Secondo lei, Beppe Grillo, dopo quel video, è politicamente finito?

“Grillo è stato molto attento ai temi ambientali molto prima di altri. Lui ci crede alla transizione ecologica. Detto questo, le vicende di un padre in una situazione così difficile, sono molto delicate, ma non credo che determinino un giudizio sulla grande attività politica che ha fatto. Riuscire a costruire dal nulla un movimento che passa dallo 0, al 25% e che porta tanti giovani dentro le Istituzioni sono un fatto importante. Non lo giudicherei solo su una vicenda personale e drammatica per la quale ha usato dei termini che io non condivido”.

Lei è stato il primo ministro a fare coming out. È stato difficile?

“Sono stato il primo ministro nel Sud-Europa, in un Paese cattolico, a dire che la bisessualità era una condizione storica nel Mediterraneo fin dall’Impero Romano. Riuscì a dare un segnale di modernità nel 2000, l’anno del Giubileo e c’era chi non voleva che si facessero manifestazioni come il gay-pride. Ricordai che Roma non aveva tutte queste chiusure sulla libertà sessuale”.

Il ddl Zan ha ricevuto critiche non solo dal mondo cattolico, ma anche dalle femministe di sinistra. Lei cosa ne pensa?

“So che Alessandro Zan è una persona molto determinata e credo che dovrà lavorare con la capacità di ascoltare tutti, ma di sapere che estendere una normativa che punisce i reati d’odio all’omotransfobia o alla misoginia o all’odio contro i diversamente abili non è una cosa così strana. Trovo assurdo che le femministe abbiano attaccato Zan perché l’odio si può riversare anche contro una maggioranza contro le donne, in una società patriarcale come la nostra”.

Qual è la sua più grande paura?

“Sono preoccupato che non si colga l’emergenza del cambiamento climatico.

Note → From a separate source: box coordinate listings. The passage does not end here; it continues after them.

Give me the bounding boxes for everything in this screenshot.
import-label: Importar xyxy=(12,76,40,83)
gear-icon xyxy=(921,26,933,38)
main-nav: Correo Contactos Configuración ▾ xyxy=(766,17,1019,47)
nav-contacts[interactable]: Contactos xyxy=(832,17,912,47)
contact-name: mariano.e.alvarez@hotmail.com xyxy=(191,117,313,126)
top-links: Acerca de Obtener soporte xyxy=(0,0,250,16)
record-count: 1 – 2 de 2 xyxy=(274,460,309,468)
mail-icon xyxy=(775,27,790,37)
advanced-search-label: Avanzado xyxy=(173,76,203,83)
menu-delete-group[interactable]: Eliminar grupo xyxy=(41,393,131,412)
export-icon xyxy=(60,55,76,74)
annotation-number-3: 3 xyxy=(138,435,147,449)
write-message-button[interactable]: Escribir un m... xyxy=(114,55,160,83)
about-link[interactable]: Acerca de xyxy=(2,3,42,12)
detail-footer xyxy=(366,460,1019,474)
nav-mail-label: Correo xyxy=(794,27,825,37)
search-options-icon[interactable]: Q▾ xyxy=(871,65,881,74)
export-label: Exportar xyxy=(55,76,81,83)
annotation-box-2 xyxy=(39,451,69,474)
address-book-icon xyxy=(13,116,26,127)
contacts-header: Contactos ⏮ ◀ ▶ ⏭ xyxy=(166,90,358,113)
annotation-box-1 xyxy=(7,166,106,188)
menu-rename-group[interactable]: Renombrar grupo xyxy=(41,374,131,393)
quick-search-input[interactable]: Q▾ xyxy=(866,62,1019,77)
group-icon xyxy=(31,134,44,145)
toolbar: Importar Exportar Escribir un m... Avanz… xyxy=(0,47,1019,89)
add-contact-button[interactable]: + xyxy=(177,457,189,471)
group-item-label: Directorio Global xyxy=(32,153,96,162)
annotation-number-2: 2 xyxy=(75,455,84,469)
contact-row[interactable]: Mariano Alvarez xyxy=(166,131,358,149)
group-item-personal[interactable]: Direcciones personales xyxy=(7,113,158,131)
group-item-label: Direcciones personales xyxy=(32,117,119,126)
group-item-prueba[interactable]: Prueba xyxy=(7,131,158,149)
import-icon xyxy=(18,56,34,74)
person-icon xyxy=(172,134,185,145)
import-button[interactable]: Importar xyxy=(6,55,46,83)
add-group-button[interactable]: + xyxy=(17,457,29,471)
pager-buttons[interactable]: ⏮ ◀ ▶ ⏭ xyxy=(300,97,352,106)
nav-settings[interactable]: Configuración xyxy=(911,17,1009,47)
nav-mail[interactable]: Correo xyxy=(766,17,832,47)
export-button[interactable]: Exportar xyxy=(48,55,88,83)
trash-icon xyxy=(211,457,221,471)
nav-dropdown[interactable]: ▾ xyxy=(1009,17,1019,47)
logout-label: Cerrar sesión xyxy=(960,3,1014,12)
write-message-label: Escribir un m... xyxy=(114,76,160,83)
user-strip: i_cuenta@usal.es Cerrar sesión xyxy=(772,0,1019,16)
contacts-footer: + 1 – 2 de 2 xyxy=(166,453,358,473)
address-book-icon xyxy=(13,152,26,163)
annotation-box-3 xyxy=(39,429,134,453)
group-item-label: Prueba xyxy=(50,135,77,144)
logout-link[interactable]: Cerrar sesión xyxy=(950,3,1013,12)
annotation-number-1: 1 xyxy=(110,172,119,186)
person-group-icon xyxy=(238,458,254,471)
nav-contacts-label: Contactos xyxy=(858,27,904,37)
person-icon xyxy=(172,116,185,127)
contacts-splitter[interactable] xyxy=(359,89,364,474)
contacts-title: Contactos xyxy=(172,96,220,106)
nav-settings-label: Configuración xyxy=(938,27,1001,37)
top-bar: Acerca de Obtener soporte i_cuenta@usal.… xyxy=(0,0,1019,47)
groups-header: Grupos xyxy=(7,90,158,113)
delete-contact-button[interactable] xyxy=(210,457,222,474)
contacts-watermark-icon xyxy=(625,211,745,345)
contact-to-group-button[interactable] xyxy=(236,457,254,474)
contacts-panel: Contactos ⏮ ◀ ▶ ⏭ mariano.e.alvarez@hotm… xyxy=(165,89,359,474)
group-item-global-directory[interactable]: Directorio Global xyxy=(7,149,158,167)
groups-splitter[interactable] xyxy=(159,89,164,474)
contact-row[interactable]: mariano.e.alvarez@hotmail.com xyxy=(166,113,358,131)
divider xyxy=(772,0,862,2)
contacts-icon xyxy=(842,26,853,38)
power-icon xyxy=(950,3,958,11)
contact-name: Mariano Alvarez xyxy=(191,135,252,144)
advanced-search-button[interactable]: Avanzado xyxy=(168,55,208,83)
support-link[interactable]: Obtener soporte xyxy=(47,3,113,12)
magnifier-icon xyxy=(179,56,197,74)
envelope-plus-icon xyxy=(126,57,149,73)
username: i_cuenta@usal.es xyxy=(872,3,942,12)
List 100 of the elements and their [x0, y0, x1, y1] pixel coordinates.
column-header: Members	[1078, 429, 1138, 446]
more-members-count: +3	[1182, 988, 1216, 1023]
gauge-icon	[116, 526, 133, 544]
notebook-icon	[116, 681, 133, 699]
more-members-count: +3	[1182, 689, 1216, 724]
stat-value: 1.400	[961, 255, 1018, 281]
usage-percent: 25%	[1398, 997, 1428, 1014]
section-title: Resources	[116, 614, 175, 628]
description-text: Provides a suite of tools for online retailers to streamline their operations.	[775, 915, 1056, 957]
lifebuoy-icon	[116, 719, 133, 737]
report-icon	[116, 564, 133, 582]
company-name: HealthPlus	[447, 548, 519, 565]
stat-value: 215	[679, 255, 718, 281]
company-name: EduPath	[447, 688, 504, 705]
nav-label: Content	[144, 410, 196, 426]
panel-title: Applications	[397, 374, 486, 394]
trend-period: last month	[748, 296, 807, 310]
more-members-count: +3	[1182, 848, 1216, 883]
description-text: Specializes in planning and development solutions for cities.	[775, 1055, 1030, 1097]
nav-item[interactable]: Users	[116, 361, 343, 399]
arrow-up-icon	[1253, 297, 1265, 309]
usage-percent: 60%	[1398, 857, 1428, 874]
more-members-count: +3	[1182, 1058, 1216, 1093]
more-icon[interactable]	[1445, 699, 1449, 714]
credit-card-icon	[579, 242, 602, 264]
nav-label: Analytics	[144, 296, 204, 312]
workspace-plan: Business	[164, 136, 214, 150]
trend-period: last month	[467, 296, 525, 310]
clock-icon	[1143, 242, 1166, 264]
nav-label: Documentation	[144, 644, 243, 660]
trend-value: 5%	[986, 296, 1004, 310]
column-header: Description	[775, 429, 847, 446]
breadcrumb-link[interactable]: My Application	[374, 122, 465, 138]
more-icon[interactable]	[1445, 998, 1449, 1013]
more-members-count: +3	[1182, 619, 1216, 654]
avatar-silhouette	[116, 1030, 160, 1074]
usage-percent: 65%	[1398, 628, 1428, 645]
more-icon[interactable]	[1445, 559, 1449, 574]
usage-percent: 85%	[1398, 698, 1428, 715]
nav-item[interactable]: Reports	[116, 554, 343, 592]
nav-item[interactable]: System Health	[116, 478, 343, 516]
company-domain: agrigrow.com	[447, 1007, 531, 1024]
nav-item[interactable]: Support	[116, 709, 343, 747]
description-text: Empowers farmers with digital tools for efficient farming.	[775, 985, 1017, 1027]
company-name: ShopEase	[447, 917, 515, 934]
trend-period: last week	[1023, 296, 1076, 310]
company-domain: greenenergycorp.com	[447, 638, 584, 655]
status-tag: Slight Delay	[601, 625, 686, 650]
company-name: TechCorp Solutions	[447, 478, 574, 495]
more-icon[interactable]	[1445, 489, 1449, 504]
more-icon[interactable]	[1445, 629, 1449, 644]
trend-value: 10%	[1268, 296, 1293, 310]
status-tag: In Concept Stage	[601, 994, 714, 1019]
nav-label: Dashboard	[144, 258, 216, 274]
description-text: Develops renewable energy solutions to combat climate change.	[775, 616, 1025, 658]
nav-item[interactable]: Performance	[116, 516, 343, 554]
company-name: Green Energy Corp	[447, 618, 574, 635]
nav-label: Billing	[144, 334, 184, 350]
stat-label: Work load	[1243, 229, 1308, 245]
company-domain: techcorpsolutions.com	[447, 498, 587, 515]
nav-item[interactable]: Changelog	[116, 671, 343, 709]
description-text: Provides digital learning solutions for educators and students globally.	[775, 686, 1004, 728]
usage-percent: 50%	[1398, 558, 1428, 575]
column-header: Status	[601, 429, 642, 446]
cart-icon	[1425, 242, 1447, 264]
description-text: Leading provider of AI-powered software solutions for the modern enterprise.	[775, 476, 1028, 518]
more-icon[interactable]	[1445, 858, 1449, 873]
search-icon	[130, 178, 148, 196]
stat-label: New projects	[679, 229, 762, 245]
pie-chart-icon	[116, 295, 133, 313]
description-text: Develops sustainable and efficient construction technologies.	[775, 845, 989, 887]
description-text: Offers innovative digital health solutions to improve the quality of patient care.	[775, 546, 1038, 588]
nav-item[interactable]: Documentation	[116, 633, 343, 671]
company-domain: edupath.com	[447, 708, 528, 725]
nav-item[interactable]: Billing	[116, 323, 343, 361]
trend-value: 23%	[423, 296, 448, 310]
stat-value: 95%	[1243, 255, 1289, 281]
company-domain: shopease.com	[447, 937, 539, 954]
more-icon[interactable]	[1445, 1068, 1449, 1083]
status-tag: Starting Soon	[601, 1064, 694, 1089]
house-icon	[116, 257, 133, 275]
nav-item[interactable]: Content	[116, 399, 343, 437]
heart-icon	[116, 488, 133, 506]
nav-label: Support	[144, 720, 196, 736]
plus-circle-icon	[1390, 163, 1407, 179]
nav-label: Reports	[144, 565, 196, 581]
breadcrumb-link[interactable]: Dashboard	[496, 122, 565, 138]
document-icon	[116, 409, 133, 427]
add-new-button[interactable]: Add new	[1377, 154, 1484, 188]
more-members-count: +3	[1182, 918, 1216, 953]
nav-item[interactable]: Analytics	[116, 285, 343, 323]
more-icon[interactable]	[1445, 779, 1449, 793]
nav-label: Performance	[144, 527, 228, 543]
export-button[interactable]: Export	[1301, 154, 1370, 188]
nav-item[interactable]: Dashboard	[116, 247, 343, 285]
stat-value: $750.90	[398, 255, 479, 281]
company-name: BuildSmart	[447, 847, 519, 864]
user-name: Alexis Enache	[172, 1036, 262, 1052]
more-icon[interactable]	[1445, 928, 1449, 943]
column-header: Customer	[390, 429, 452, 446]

Da ministro l’ho seguito in Kenya quando l’Onu lanciò quell’allarme e nel 2007, nella sede della Fao, feci la più grande conferenza sui cambiamenti climatici. Alcuni scienziati che lavoravano con me furono sbeffeggiati e insultati. Parlammo delle bombe d’acqua e fummo accusati di essere catastrofisti. Io, invece, temo che si verifichi la catastrofe perché abbiamo avuto tanti campanelli d’allarmi e che questa generazione condanni la prossima all’estinzione”.

E l’errore che non rifarebbe?

“Scegliere male qualche collaboratore. In alcuni ruoli persone con più esperienza sono più indipendenti rispetto alcuni giovani che si sono venduti facilmente alle lobby”.

Lei è credente?

“Sì, fin dall’asilo sono cresciuto in una chiesa francescana. Sono praticante e credo che Papa Francesco sia il più grande ecologista attuale. Avessi avuto io, da ministro, un Papa che scrivesse il Laudato sì,avrei avuto più forza e sarei riuscito a fare molto di più in difesa dell’ambiente e delle rinnovabili”.